Heraklion sights and places to see
For something different, take a ride on one of the little road trains that run along the sea front or tour further afield. The trains are styled to look like old-fashioned steam trains, which is part of their attractiveness. One route that is taken by the Little Red Train company is the Galatas Country Tour. It drives through orange groves in the valleys to the south of the main road, making a brief stop at Ayia Lake to admire the reflection of the snow-clad mountains reflected in the lake and then on to the Allied War Memorial. It stops also at the village square at Galatas to visit the church and the small museum. Such trains have several advantages. There is no glass in the windows so photographs can be taken from the moving train without getting reflections and secondly, as the train has no tracks, it can go just about anywhere. You don"t even have to walk to the nearest station if your hotel is on route it will stop and pick you up.
The suburban areas around the centre of the town are not significant but, the old city within its walls is still, today, moving and impressive and is full of shops, public squares, cafes, bars and restaurants and imposing structures depicting Heraklion"s long history. , amongst which are a variety of different buildings from the periods of Venetian and Turkish occupations. These include the tremendous Venetian castle which protects the port, the Venetian Loggia, The impressive Byzantine church of Agios Titus, The Lions Square, (full of young people both locals and visitors), the cathedral of Agios Minas and the church of Aghia Ekaterini. There is the Central market which is lined with shops selling everything you can think of as well as plenty of taverns and small cafes. For a more romantic setting, the small port of Megalos Koules is lined with fish taverns where you can admire the sunset and watch the little fishing boats coming and going. On a spiritual, intellectual and artistic level, Heraklion has something for everyone. There are wonderful churches and cathedrals, museums and exhibitions and scientific conferences organized throughout the year.
There are several Minoan tombs in the areas immediately surrounding the city. In Gazi, 6km west of Heraklion, for example, some excellent earthenware statues were excavated and are thought to depict the main Minoan goddess. All the statues have their arms raised with other figures escorting them. They date back to the Minoan era and can now be seen in the Archaeological Museum of Herakleion.
22km south-east of Heraklion is the medieval monastery of Agarathus.
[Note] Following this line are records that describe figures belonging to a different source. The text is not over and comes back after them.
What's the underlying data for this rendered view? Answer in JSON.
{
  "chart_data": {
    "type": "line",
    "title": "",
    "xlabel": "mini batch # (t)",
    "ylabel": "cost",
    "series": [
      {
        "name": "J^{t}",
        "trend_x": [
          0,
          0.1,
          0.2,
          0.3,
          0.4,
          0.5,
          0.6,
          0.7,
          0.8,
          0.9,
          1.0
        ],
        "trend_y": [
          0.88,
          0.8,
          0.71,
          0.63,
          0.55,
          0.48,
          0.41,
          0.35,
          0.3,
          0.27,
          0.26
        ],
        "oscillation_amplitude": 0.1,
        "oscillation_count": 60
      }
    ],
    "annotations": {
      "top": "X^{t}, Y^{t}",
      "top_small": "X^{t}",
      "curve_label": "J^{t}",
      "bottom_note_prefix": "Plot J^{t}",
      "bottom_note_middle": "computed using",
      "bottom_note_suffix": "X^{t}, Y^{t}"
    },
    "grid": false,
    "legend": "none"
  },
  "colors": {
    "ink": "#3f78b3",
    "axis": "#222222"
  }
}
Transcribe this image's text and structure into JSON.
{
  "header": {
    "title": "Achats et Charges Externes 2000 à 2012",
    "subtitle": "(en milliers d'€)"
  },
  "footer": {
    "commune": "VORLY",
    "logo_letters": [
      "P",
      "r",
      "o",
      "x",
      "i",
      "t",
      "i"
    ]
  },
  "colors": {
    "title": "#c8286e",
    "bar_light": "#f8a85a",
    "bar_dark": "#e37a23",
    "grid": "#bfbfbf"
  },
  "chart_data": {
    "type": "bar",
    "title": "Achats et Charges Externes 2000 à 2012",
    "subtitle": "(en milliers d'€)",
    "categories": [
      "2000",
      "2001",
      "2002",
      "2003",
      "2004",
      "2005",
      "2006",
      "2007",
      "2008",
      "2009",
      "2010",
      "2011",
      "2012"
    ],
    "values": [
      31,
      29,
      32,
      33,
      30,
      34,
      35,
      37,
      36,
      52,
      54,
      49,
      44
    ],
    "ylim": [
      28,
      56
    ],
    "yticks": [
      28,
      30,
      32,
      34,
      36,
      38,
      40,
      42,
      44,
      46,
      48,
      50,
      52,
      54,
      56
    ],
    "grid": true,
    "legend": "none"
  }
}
It is considered to be one of the oldest in Crete. It is dedicated to the Assumption of the Virgin and was a centre for education and civilization. Some priests from this monastery went on to become Patriarchs, for example, Meletius Pegas and Kyrillus Loukaris. The monastery played a significant role during the Ottoman Empire as well.
The Palace of Knossos. The ruins of a Minoan civilization were purchased and excavated in 1900 by the British archaeologist, Sir Arthur Evans. It is one of the most important archaeological sites in Greece. The visitor should allow a full day to visit the Palace, taking a guidebook and wandering at will whilst imagining the wealth and power of the legendary ruler, King Minos.